From a high level, a SquidNet render farm can exist in any environment where computers are networked together. With SquidNet, the following render farm configurations are possible:

  • WINDOWS only: Environment where all computers use Microsoft Operating Systems (XP, Vista, WIN7, WIN8, WIN10, WINDOWS Server, etc…)
  • Mac OS only: Environment where all computers use Apple’s Mac OS Operating System (Snow Leopard, Lion, Mountain, Lion, Mavericks, etc…).
  • Linux only: Environment where all computers use some variant of Linux (RedHat, Fedora, Ubuntu, CentOS, OpenSUSE, etc…)
  • Cross-platform: Environment where different operating systems co-exist on the same physical network.

Each SquidNet node can be configured to run on any operating system. For example, in a cross-platform system, Mac OS client workstations can submit jobs to the SquidNet master running on a Linux distribution and it can send jobs to Windows-based render nodes. With SquidNet any render farm configuration is possible. From a networking perspective, all SquidNet nodes on the same subnet automatically find each other so there’s never a need to mess with complicated configuration files. For nodes on external subnets, SquidNet provides GUI/CLI options for connecting those nodes to the SquidNet master.
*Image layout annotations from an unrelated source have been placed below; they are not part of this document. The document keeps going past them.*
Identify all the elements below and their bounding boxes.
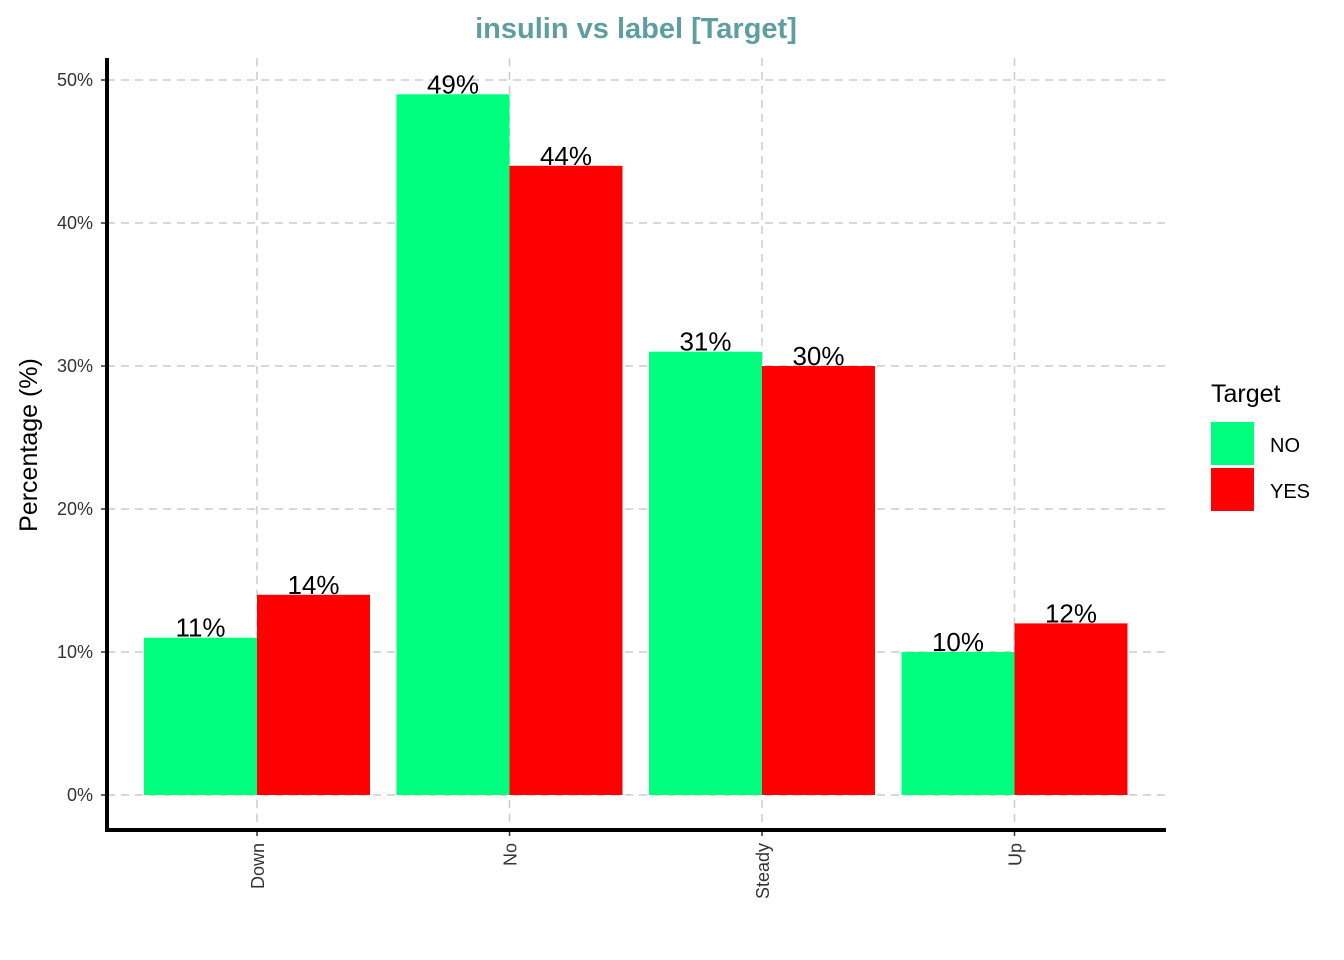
data-label-no-up: 10% bbox=[932, 627, 984, 657]
y-tick-label: 10% bbox=[57, 642, 93, 662]
data-label-no-no: 49% bbox=[427, 69, 479, 99]
bar-yes-up bbox=[1014, 623, 1128, 795]
y-axis-title: Percentage (%) bbox=[15, 358, 43, 532]
bar-no-up bbox=[901, 652, 1015, 795]
data-label-yes-down: 14% bbox=[287, 570, 339, 600]
data-label-yes-no: 44% bbox=[540, 141, 592, 171]
data-label-yes-up: 12% bbox=[1045, 598, 1097, 628]
axes: 0% 10% 20% 30% 40% 50% Down No Steady Up bbox=[57, 58, 1166, 899]
data-label-no-steady: 31% bbox=[679, 327, 731, 357]
legend-label-yes: YES bbox=[1270, 481, 1310, 503]
legend: Target NO YES bbox=[1211, 380, 1310, 511]
legend-swatch-no bbox=[1211, 422, 1254, 465]
bar-no-down bbox=[144, 637, 257, 795]
bar-yes-no bbox=[509, 165, 623, 796]
x-tick-label-up: Up bbox=[1006, 843, 1026, 866]
data-label-no-down: 11% bbox=[175, 613, 225, 643]
bar-no-steady bbox=[649, 351, 762, 795]
legend-title: Target bbox=[1211, 380, 1281, 408]
x-tick-label-down: Down bbox=[248, 843, 268, 889]
y-tick-label: 40% bbox=[57, 213, 93, 233]
y-tick-label: 0% bbox=[67, 785, 93, 805]
x-tick-label-steady: Steady bbox=[753, 843, 773, 899]
y-tick-label: 30% bbox=[57, 356, 93, 376]
data-label-yes-steady: 30% bbox=[792, 341, 844, 371]
y-tick-label: 50% bbox=[57, 70, 93, 90]
x-tick-label-no: No bbox=[501, 843, 521, 866]
bars bbox=[144, 94, 1128, 796]
y-tick-label: 20% bbox=[57, 499, 93, 519]
bar-yes-down bbox=[257, 594, 370, 795]
data-labels: 11% 49% 31% 10% 14% 44% 30% 12% bbox=[175, 69, 1097, 657]
legend-label-no: NO bbox=[1270, 435, 1300, 457]
bar-yes-steady bbox=[762, 366, 875, 795]
legend-swatch-yes bbox=[1211, 468, 1254, 511]
bar-no-no bbox=[396, 94, 510, 796]
chart-title: insulin vs label [Target] bbox=[475, 13, 797, 45]
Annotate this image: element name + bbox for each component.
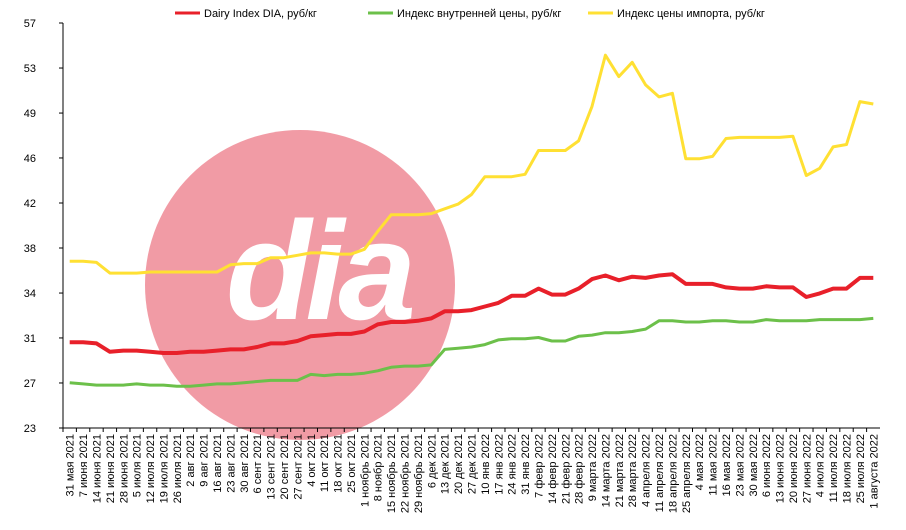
x-tick-label: 6 июня 2022 (761, 434, 773, 497)
x-tick-label: 21 февр 2022 (560, 434, 572, 504)
x-tick-label: 31 мая 2021 (65, 434, 77, 496)
x-tick-label: 27 дек 2021 (467, 434, 479, 494)
x-tick-label: 14 марта 2022 (600, 434, 612, 507)
x-tick-label: 7 июня 2021 (78, 434, 90, 497)
x-tick-label: 1 ноябрь 2021 (359, 434, 371, 507)
x-tick-label: 13 дек 2021 (440, 434, 452, 494)
y-tick-label: 31 (24, 333, 36, 345)
x-tick-label: 15 ноябрь 2021 (386, 434, 398, 513)
legend-label: Индекс внутренней цены, руб/кг (397, 8, 561, 20)
x-tick-label: 4 июля 2022 (815, 434, 827, 497)
x-tick-label: 25 апреля 2022 (681, 434, 693, 513)
series-line (69, 272, 874, 355)
x-tick-label: 23 авг 2021 (225, 434, 237, 493)
x-tick-label: 11 окт 2021 (319, 434, 331, 492)
x-tick-label: 28 февр 2022 (574, 434, 586, 504)
x-tick-label: 8 ноябр 2021 (373, 434, 385, 501)
x-tick-label: 12 июля 2021 (145, 434, 157, 503)
x-tick-label: 23 мая 2022 (734, 434, 746, 496)
x-tick-label: 11 июля 2022 (828, 434, 840, 503)
x-tick-label: 18 июля 2022 (842, 434, 854, 503)
x-tick-label: 24 янв 2022 (507, 434, 519, 495)
x-tick-label: 7 февр 2022 (533, 434, 545, 498)
legend-label: Индекс цены импорта, руб/кг (617, 8, 765, 20)
x-tick-label: 20 сент 2021 (279, 434, 291, 500)
y-tick-label: 23 (24, 423, 36, 435)
x-tick-label: 18 апреля 2022 (667, 434, 679, 513)
x-tick-label: 18 окт 2021 (333, 434, 345, 493)
x-tick-label: 6 дек 2021 (426, 434, 438, 488)
y-tick-label: 34 (24, 288, 36, 300)
x-tick-label: 6 сент 2021 (252, 434, 264, 493)
x-tick-label: 13 июня 2022 (775, 434, 787, 503)
x-tick-label: 9 марта 2022 (587, 434, 599, 501)
x-tick-label: 21 июня 2021 (105, 434, 117, 503)
x-tick-label: 1 августа 2022 (868, 434, 880, 509)
y-tick-label: 38 (24, 243, 36, 255)
x-tick-label: 25 окт 2021 (346, 434, 358, 493)
y-tick-label: 46 (24, 153, 36, 165)
x-tick-label: 31 янв 2022 (520, 434, 532, 495)
x-tick-label: 20 июня 2022 (788, 434, 800, 503)
y-tick-label: 42 (24, 198, 36, 210)
series-line (69, 316, 874, 388)
x-tick-label: 28 июня 2021 (118, 434, 130, 503)
logo-text: dia (226, 192, 412, 349)
x-tick-label: 4 окт 2021 (306, 434, 318, 487)
y-tick-label: 27 (24, 378, 36, 390)
x-tick-label: 4 апреля 2022 (641, 434, 653, 507)
series-line (69, 53, 874, 275)
x-tick-label: 20 дек 2021 (453, 434, 465, 494)
x-tick-label: 30 авг 2021 (239, 434, 251, 493)
x-tick-label: 14 июня 2021 (91, 434, 103, 503)
x-tick-label: 16 авг 2021 (212, 434, 224, 493)
x-tick-label: 2 авг 2021 (185, 434, 197, 487)
x-tick-label: 11 апреля 2022 (654, 434, 666, 512)
y-tick-label: 57 (24, 18, 36, 30)
x-tick-label: 14 февр 2022 (547, 434, 559, 504)
x-tick-label: 27 июня 2022 (801, 434, 813, 503)
x-tick-label: 29 ноябрь 2021 (413, 434, 425, 513)
x-tick-label: 25 июля 2022 (855, 434, 867, 503)
x-tick-label: 28 марта 2022 (627, 434, 639, 507)
x-tick-label: 11 мая 2022 (708, 434, 720, 496)
logo-circle (145, 130, 455, 440)
x-tick-label: 10 янв 2022 (480, 434, 492, 495)
x-tick-label: 5 июля 2021 (132, 434, 144, 497)
x-tick-label: 17 янв 2022 (493, 434, 505, 495)
x-tick-label: 16 мая 2022 (721, 434, 733, 496)
x-tick-label: 21 марта 2022 (614, 434, 626, 507)
x-tick-label: 22 ноябрь 2021 (400, 434, 412, 513)
x-tick-label: 26 июля 2021 (172, 434, 184, 503)
legend-label: Dairy Index DIA, руб/кг (204, 8, 317, 20)
y-tick-label: 49 (24, 108, 36, 120)
x-tick-label: 27 сент 2021 (292, 434, 304, 500)
y-tick-label: 53 (24, 63, 36, 75)
x-tick-label: 30 мая 2022 (748, 434, 760, 496)
x-tick-label: 19 июля 2021 (158, 434, 170, 503)
x-tick-label: 9 авг 2021 (199, 434, 211, 487)
x-tick-label: 4 мая 2022 (694, 434, 706, 490)
x-tick-label: 13 сент 2021 (266, 434, 278, 500)
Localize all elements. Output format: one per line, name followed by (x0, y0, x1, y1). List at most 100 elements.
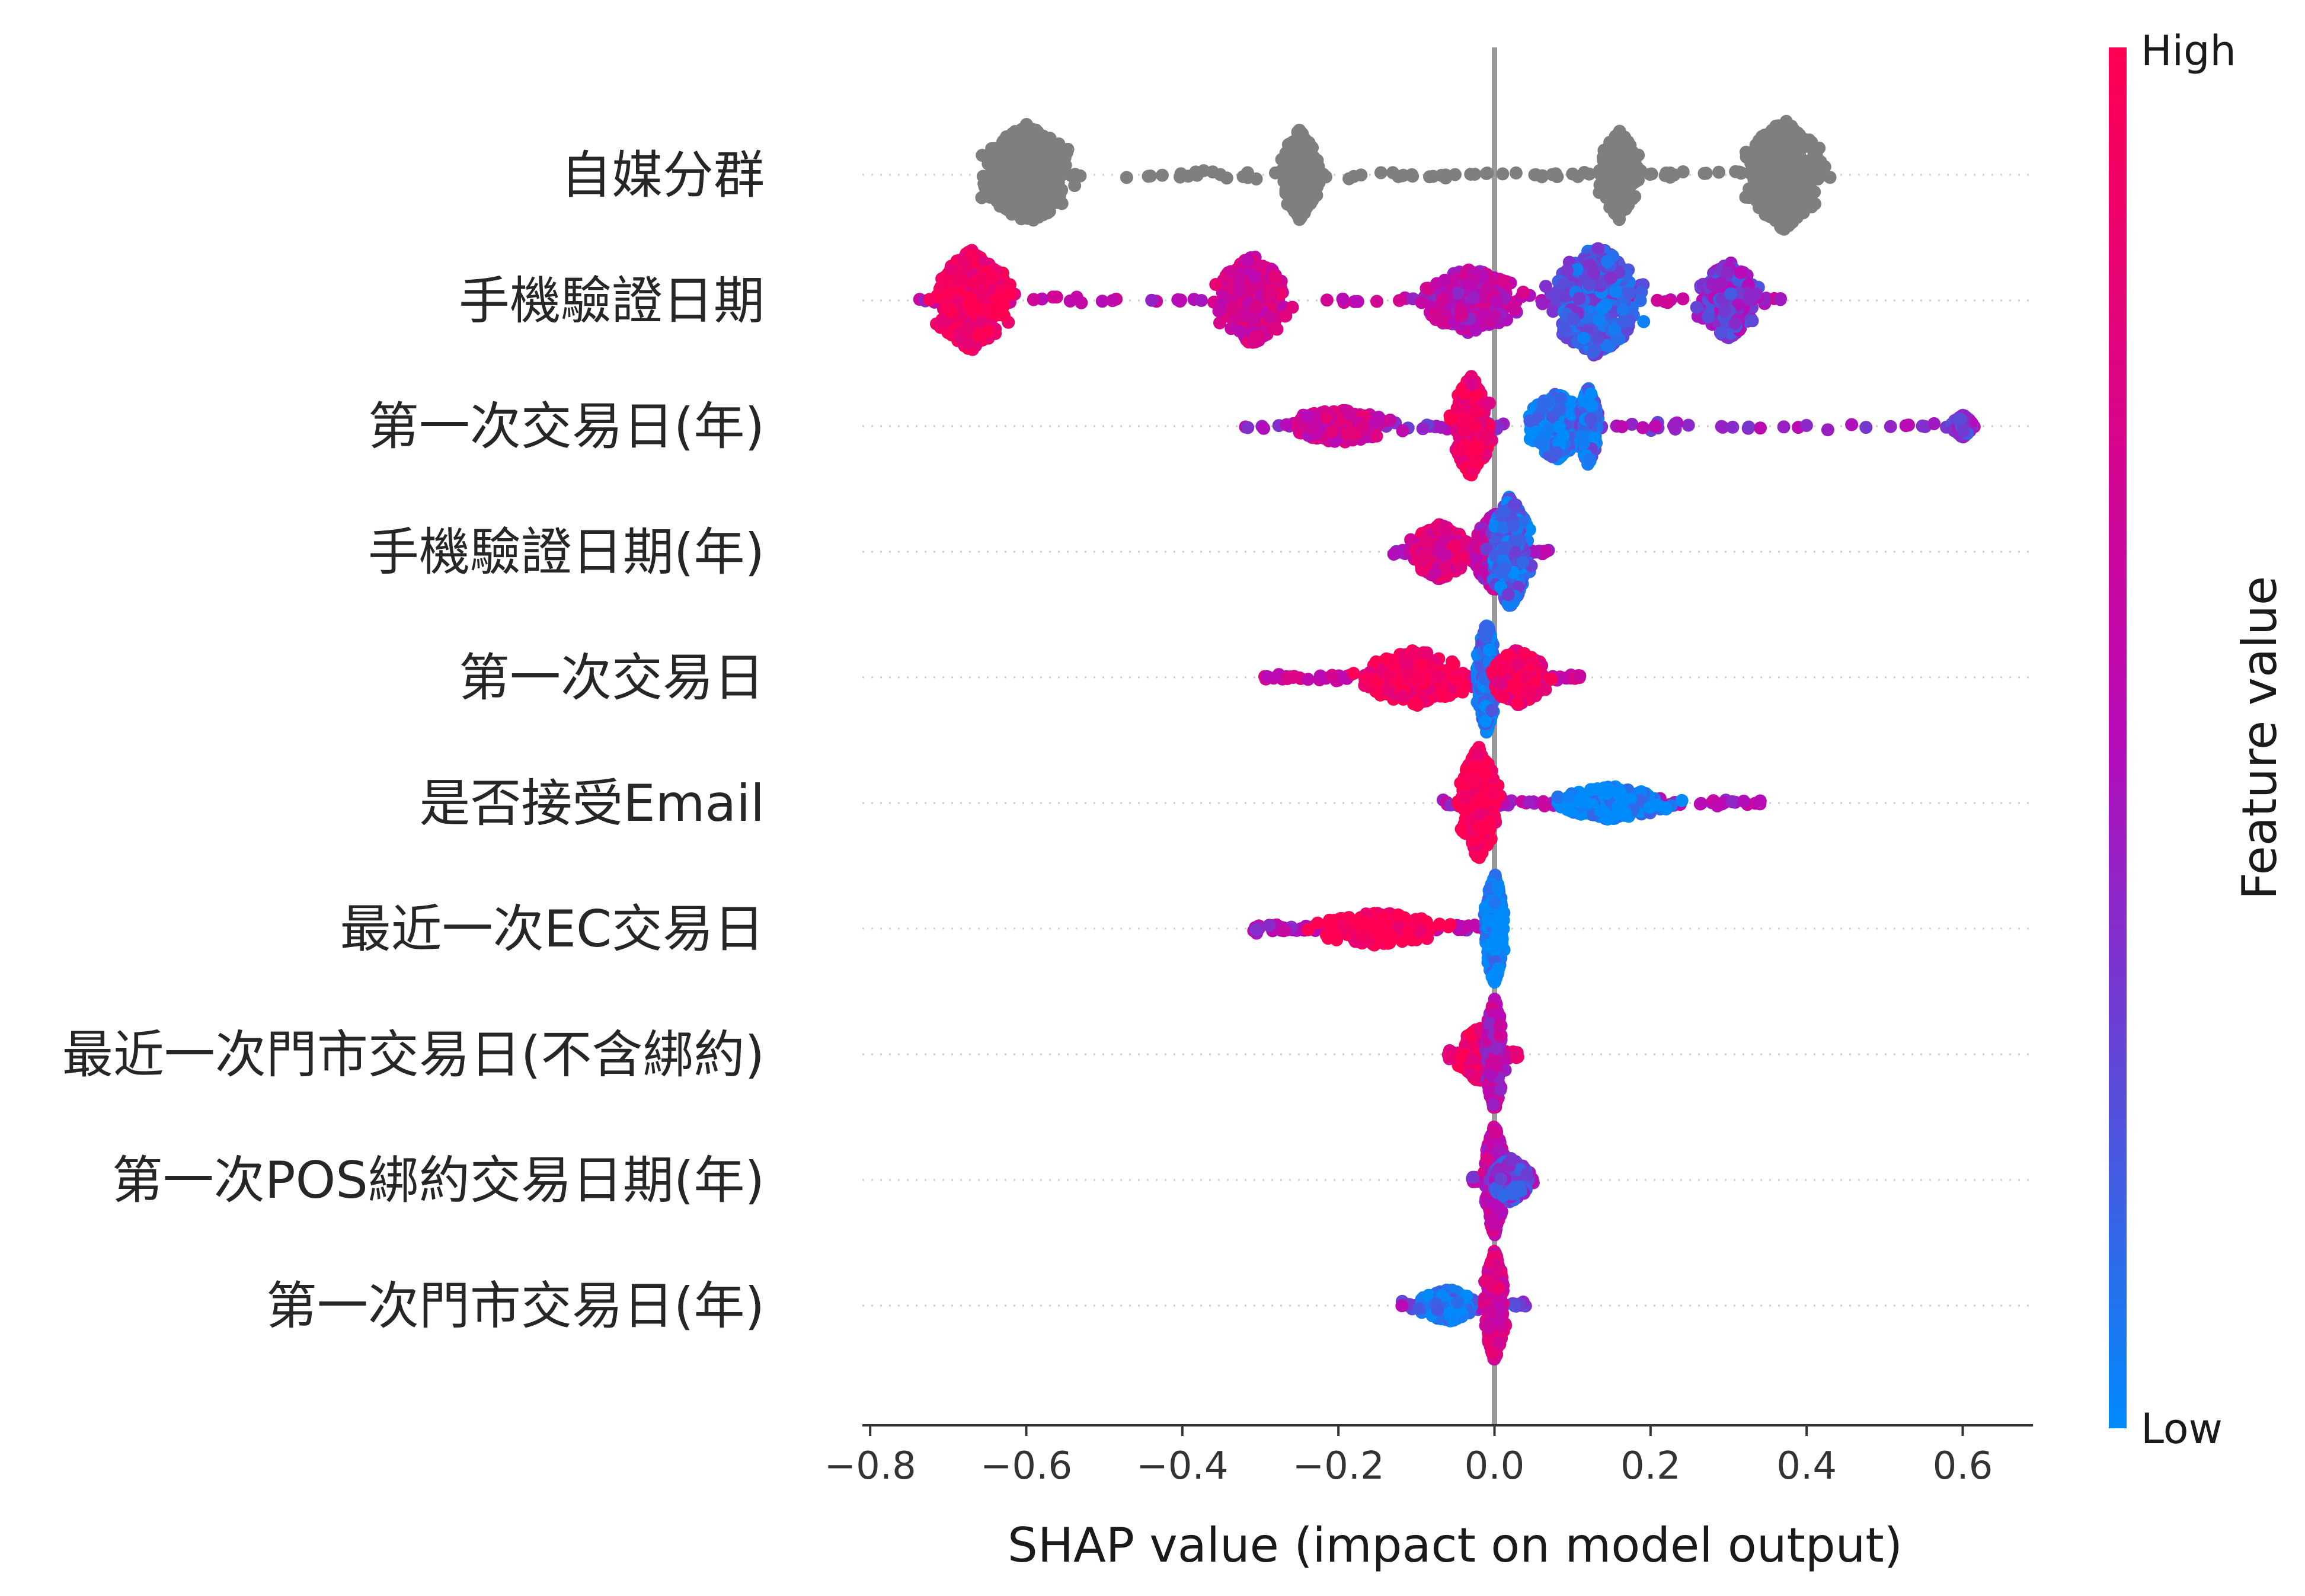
shap-point (1342, 172, 1356, 185)
shap-point (1438, 273, 1452, 287)
shap-point (1539, 280, 1552, 293)
shap-point (1454, 442, 1468, 455)
shap-point (1005, 207, 1019, 221)
shap-point (1286, 184, 1299, 197)
shap-point (985, 165, 998, 178)
shap-point (1715, 420, 1728, 433)
shap-point (1726, 420, 1740, 434)
shap-point (1004, 132, 1018, 146)
shap-point (1011, 196, 1025, 209)
shap-point (1767, 180, 1780, 193)
shap-point (1288, 135, 1302, 149)
shap-point (1195, 294, 1208, 307)
shap-point (1536, 297, 1549, 311)
shap-point (1552, 420, 1566, 434)
shap-point (1591, 242, 1605, 255)
shap-point (1609, 285, 1622, 298)
shap-point (1212, 304, 1226, 318)
shap-point (1416, 422, 1430, 436)
shap-point (1465, 378, 1479, 391)
shap-point (1462, 277, 1475, 291)
shap-point (1637, 315, 1651, 328)
shap-point (1619, 171, 1633, 184)
shap-point (1690, 300, 1703, 314)
shap-point (1632, 173, 1645, 187)
shap-point (1444, 412, 1457, 426)
shap-point (1636, 421, 1649, 434)
shap-point (1482, 396, 1496, 410)
shap-point (1024, 136, 1038, 149)
shap-point (1050, 290, 1063, 304)
shap-point (1729, 165, 1743, 178)
shap-point (1664, 166, 1677, 180)
shap-point (1393, 294, 1406, 308)
shap-point (1553, 392, 1567, 405)
shap-point (1788, 194, 1802, 207)
shap-point (1808, 185, 1821, 199)
shap-point (1156, 168, 1169, 182)
shap-point (1916, 419, 1929, 433)
shap-point (1509, 166, 1523, 180)
shap-point (1721, 266, 1734, 280)
shap-point (1106, 294, 1120, 308)
beeswarm-points (913, 114, 1981, 1366)
shap-point (982, 324, 995, 338)
shap-point (1197, 164, 1210, 177)
shap-point (1031, 208, 1044, 222)
shap-point (1285, 194, 1298, 207)
shap-point (1278, 309, 1292, 323)
shap-point (977, 177, 991, 190)
shap-point (1471, 440, 1485, 453)
shap-point (1577, 331, 1590, 345)
shap-point (1451, 287, 1465, 300)
shap-point (1054, 184, 1068, 197)
shap-point (1812, 141, 1826, 155)
shap-point (1800, 199, 1814, 213)
shap-point (961, 337, 975, 350)
shap-point (1536, 395, 1550, 409)
shap-point (942, 287, 956, 300)
shap-point (1740, 145, 1753, 159)
shap-point (1712, 165, 1726, 179)
shap-point (1578, 166, 1591, 179)
shap-point (1325, 425, 1339, 439)
shap-point (923, 293, 936, 306)
shap-point (1428, 307, 1441, 321)
shap-point (1405, 168, 1419, 181)
shap-point (1003, 287, 1017, 300)
shap-point (1775, 202, 1789, 215)
shap-point (1145, 293, 1159, 307)
shap-point (1702, 310, 1715, 324)
shap-point (1386, 166, 1399, 180)
shap-point (1320, 411, 1334, 425)
shap-point (1533, 436, 1547, 449)
shap-point (1585, 399, 1599, 412)
shap-point (1561, 264, 1574, 277)
shap-point (1302, 191, 1315, 205)
shap-point (1068, 179, 1082, 193)
shap-point (1777, 420, 1791, 434)
shap-point (1773, 293, 1787, 306)
shap-point (1583, 452, 1597, 466)
shap-point (1275, 153, 1289, 167)
shap-point (979, 304, 992, 318)
shap-point (1586, 346, 1600, 359)
shap-point (1040, 190, 1054, 204)
shap-point (1241, 253, 1255, 267)
shap-point (1354, 168, 1368, 182)
shap-point (1596, 301, 1609, 315)
shap-point (1015, 172, 1029, 185)
shap-point (1263, 311, 1277, 324)
shap-point (1645, 167, 1658, 181)
shap-point (976, 290, 989, 303)
shap-point (1387, 548, 1401, 561)
shap-point (1622, 287, 1636, 300)
shap-point (1592, 313, 1606, 327)
shap-point (1706, 277, 1719, 291)
shap-point (1648, 419, 1662, 433)
shap-point (996, 140, 1009, 153)
shap-point (1516, 286, 1530, 299)
shap-point (1283, 168, 1297, 182)
shap-point (1467, 419, 1481, 433)
shap-point (1297, 172, 1310, 185)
The biggest challenge in setting up any render farm is the initial setup and configuration. Proper network setup can often be a very daunting and confusing task. Take your time and be patient. Read thru all available documentation and make sure you understand basic networking concepts and the unique aspects of your render farm. Send us an email if you’re having trouble setting up your network. Email and remote-login support is always available at no charge. In most cases, setup problems are always related to permission issues on network resources. Make sure project files, content and output folders all have read and/or write access rights.


Consult your hardware and software documentation for optimal performance requirements

1.3 Network Storage Devices

If your system has 10 or more render nodes, it’s strongly recommended that you use either a Network Access Storage (NAS) device or a Linux machine with a configured SAMBA server (A free open source solution can be found at http://www.freenas.org). Using either will keep you from getting Windows System Error #267 errors when too many connection attempts are made to a WINDOWS network drive. (This does not apply if you’re using a WINDOWS Server configuration with the appropriate Microsoft connection licenses.)